Originally Posted by
dooges
Hi there , new user here.
I sometimes come into these forums on anxiety to remind myself of the dark place I was in a couple of years ago.. My anxiety was over the top but for some reason I never gave into the fact that I might need meds to control. My reasoning? If my mind got me here my mind can get me out of here. Yes I had a little help from a psych ( about 6 visits ) but mostly I got through it myself... Med free... And so can you!,!,!
The biggest thing for me was a health anxiety bought on by a bad work situation which manifested itself as anxiety leading to actual physical symptoms bought on by that anxiety... The more symptoms I got the more worried and anxious I became leading to more symptoms.. One big huge revolving beast...
Lorenz is correct in what she states" you have to face up to it" 26 years is a long time to be looking at it but have you actually faced it?
Go on do it now.... and when you do actually ask yourself what actual harm has it done to you physically?
When I did this I found one thing....... I lost to much weight... As a result of my body being so strung out all the time the anxiety was using up so much inner energy..
I had so many symptoms, Heart pulps, muscle twitching everywhere, cold feet, headaches my god I could go on and on.. All I might add I was tested for and nothing even remotely serious came of any of them..
So I faced it... Looked at it for what it was.. A flawed thought process. You know at this point I couldn't even walk down a set of stairs without holding the hand rail. True.
So this is what I did to help myself..
I laughed at it.. Yep laughed at it... When ever I started getting the anxiety feeling I laughed at myself and said " good on you brain here it comes again" and I knew for the next few hours or days sometimes I would get that fast heart ( which is from the adrenalin you generate from the anxiety ) or what ever else it would throw at me but I kept laughing at it.
Gee that sounds strange doesn't it. Hard to do but doesn't do you any harm in itself. In actual fact it gets a lot easier pretty quickly.
So after 2-3 weeks my anxiety attacks got less frequent and weren't as prolonged.. 2 years later I can't even remember the web sites I used to visit and sit on for hours a day looking for a cure.
I still worry about my health more than the average person. But the one little thing my psych told me to do was to to worry about anything for 2 weeks after I noticed a new symptom. Just let it be and laugh hit off as another anxiety symptom. If it's still there after this period then see a doctor but keep putting it down to anxiety until the dr tells you otherwise.

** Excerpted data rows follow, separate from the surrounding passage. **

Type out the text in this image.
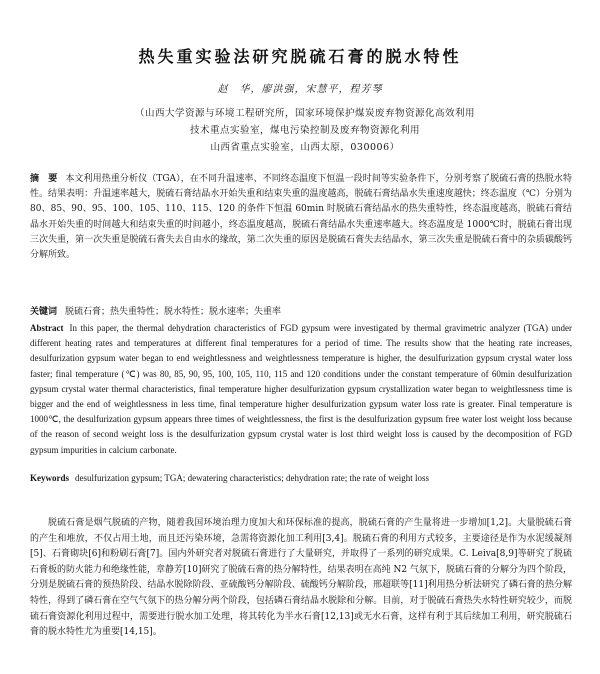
热失重实验法研究脱硫石膏的脱水特性
赵　华，廖洪强，宋慧平，程芳琴
（山西大学资源与环境工程研究所，国家环境保护煤炭废弃物资源化高效利用
技术重点实验室，煤电污染控制及废弃物资源化利用
山西省重点实验室，山西太原，030006）
摘　要 本文利用热重分析仪（TGA），在不同升温速率、不同终态温度下恒温一段时间等实验条件下，分别考察了脱硫石膏的热脱水特性。结果表明：升温速率越大，脱硫石膏结晶水开始失重和结束失重的温度越高，脱硫石膏结晶水失重速度越快；终态温度（℃）分别为 80、85、90、95、100、105、110、115、120 的条件下恒温 60min 时脱硫石膏结晶水的热失重特性，终态温度越高，脱硫石膏结晶水开始失重的时间越大和结束失重的时间越小，终态温度越高，脱硫石膏结晶水失重速率越大。终态温度是 1000℃时，脱硫石膏出现三次失重，第一次失重是脱硫石膏失去自由水的缘故，第二次失重的原因是脱硫石膏失去结晶水，第三次失重是脱硫石膏中的杂质碳酸钙分解所致。
关键词 脱硫石膏；热失重特性；脱水特性；脱水速率；失重率
Abstract In this paper, the thermal dehydration characteristics of FGD gypsum were investigated by thermal gravimetric analyzer (TGA) under different heating rates and temperatures at different final temperatures for a period of time. The results show that the heating rate increases, desulfurization gypsum water began to end weightlessness and weightlessness temperature is higher, the desulfurization gypsum crystal water loss faster; final temperature (℃) was 80, 85, 90, 95, 100, 105, 110, 115 and 120 conditions under the constant temperature of 60min desulfurization gypsum crystal water thermal characteristics, final temperature higher desulfurization gypsum crystallization water began to weightlessness time is bigger and the end of weightlessness in less time, final temperature higher desulfurization gypsum water loss rate is greater. Final temperature is 1000℃, the desulfurization gypsum appears three times of weightlessness, the first is the desulfurization gypsum free water lost weight loss because of the reason of second weight loss is the desulfurization gypsum crystal water is lost third weight loss is caused by the decomposition of FGD gypsum impurities in calcium carbonate.
Keywords desulfurization gypsum; TGA; dewatering characteristics; dehydration rate; the rate of weight loss
脱硫石膏是烟气脱硫的产物，随着我国环境治理力度加大和环保标准的提高，脱硫石膏的产生量将进一步增加[1,2]。大量脱硫石膏的产生和堆放，不仅占用土地，而且还污染环境，急需将资源化加工利用[3,4]。脱硫石膏的利用方式较多，主要途径是作为水泥缓凝剂[5]、石膏砌块[6]和粉刷石膏[7]。国内外研究者对脱硫石膏进行了大量研究，并取得了一系列的研究成果。C. Leiva[8,9]等研究了脱硫石膏板的防火能力和绝缘性能，章静芳[10]研究了脱硫石膏的热分解特性，结果表明在高纯 N2 气氛下，脱硫石膏的分解分为四个阶段，分别是脱硫石膏的预热阶段、结晶水脱除阶段、亚硫酸钙分解阶段、硫酸钙分解阶段，邢超联等[11]利用热分析法研究了磷石膏的热分解特性，得到了磷石膏在空气气氛下的热分解分两个阶段，包括磷石膏结晶水脱除和分解。目前，对于脱硫石膏热失水特性研究较少，而脱硫石膏资源化利用过程中，需要进行脱水加工处理，将其转化为半水石膏[12,13]或无水石膏，这样有利于其后续加工利用，研究脱硫石膏的脱水特性尤为重要[14,15]。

Oh another thing. DO NOT DIAGNOSE YOURSELF USING GOOGLE! The single most worst thing you can do. It just feeds your anxiety in the worst possible way.
I'll mention two other things.
The idea of laughing at my anxiety came from a book called "The Happiness Trap" yellow cover with a smiley face on it. I read it and embraced it.

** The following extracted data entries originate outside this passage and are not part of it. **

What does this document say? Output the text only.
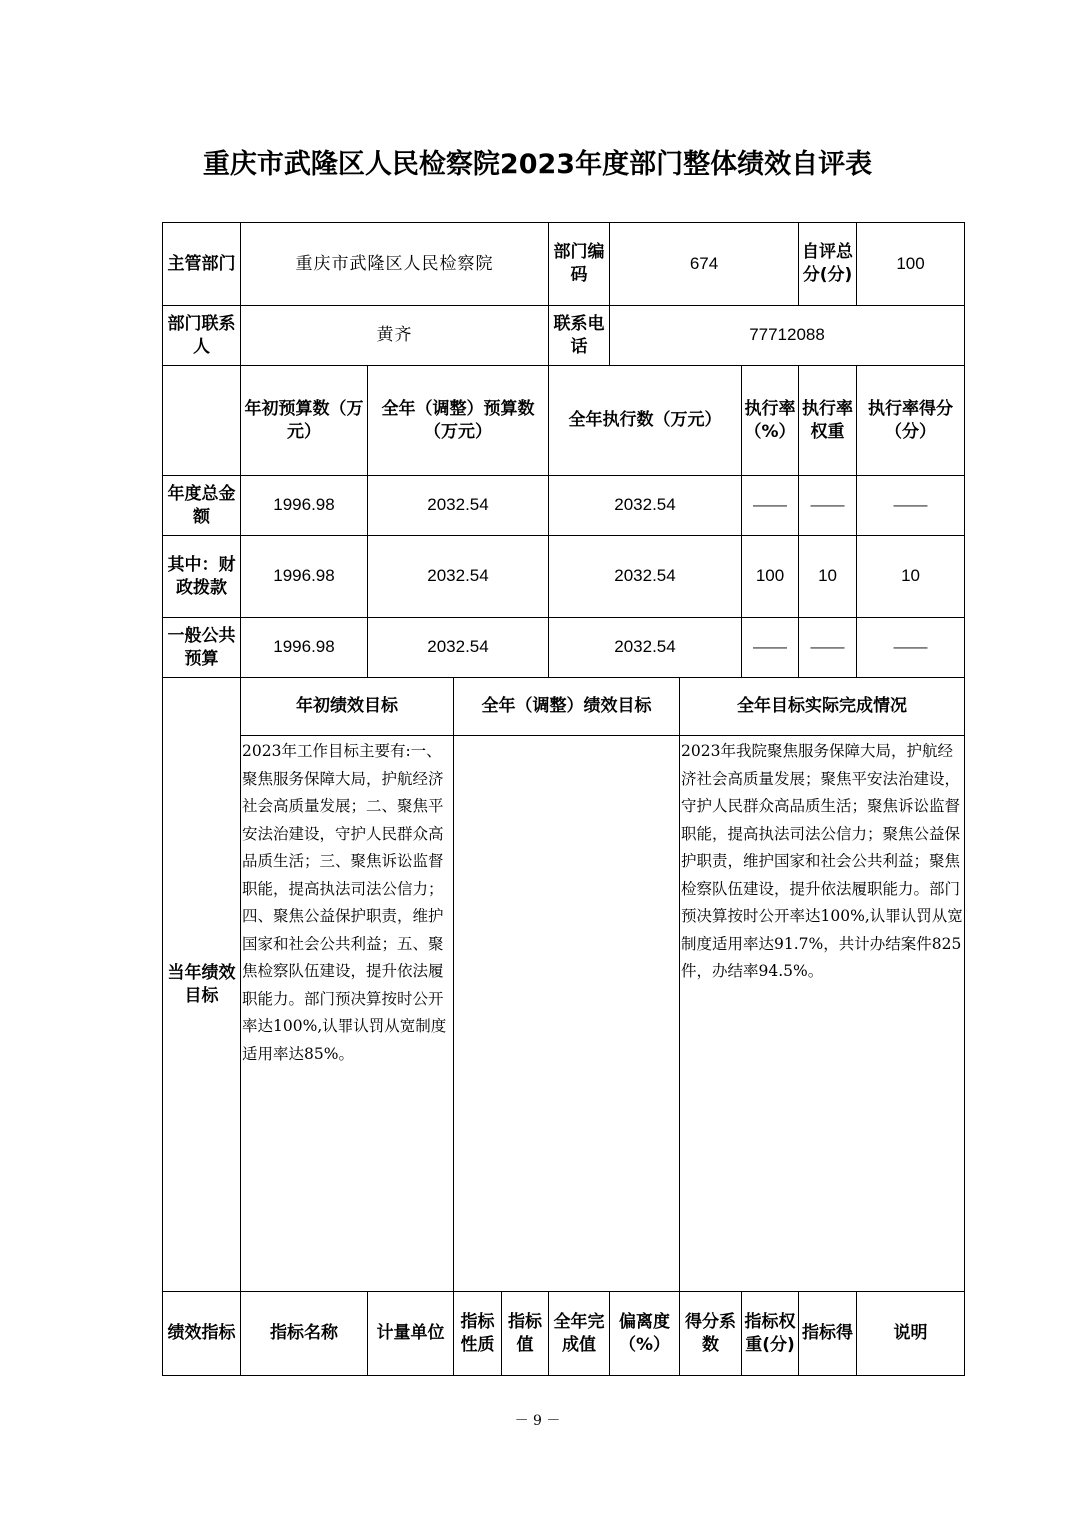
重庆市武隆区人民检察院2023年度部门整体绩效自评表
主管部门	重庆市武隆区人民检察院				部门编码	674			自评总分(分)	100
部门联系人	黄齐				联系电话	77712088				
	年初预算数（万元）	全年（调整）预算数（万元）			全年执行数（万元）			执行率（%）	执行率权重	执行率得分 （分）
年度总金额	1996.98	2032.54			2032.54			——	——	——
其中：财政拨款	1996.98	2032.54			2032.54			100	10	10
一般公共预算	1996.98	2032.54			2032.54			——	——	——
当年绩效目标	年初绩效目标		全年（调整）绩效目标				全年目标实际完成情况			
	2023年工作目标主要有:一、聚焦服务保障大局，护航经济社会高质量发展；二、聚焦平安法治建设，守护人民群众高品质生活；三、聚焦诉讼监督职能，提高执法司法公信力；四、聚焦公益保护职责，维护国家和社会公共利益；五、聚焦检察队伍建设，提升依法履职能力。部门预决算按时公开率达100%,认罪认罚从宽制度适用率达85%。						2023年我院聚焦服务保障大局，护航经济社会高质量发展；聚焦平安法治建设，守护人民群众高品质生活；聚焦诉讼监督职能，提高执法司法公信力；聚焦公益保护职责，维护国家和社会公共利益；聚焦检察队伍建设，提升依法履职能力。部门预决算按时公开率达100%,认罪认罚从宽制度适用率达91.7%，共计办结案件825件，办结率94.5%。			
绩效指标	指标名称	计量单位	指标性质	指标值	全年完成值	偏离度（%）	得分系数	指标权重(分)	指标得	说明
－ 9 －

Secondly, watch a documentary called "Food Matters" there is a very interesting little part in there on how natural medicines can help with some mental health issues.
( did you know that anxiety uses up vast amounts of vitamin c. And that niacin ( vitamin B3 ) can have a huge positive effect on depression. No? Didn't think so because the big drug companies don't want you thinking that. No money in it).
Happy to take questions on my badly written post.. Sorry, it's late and I'm on my iPad.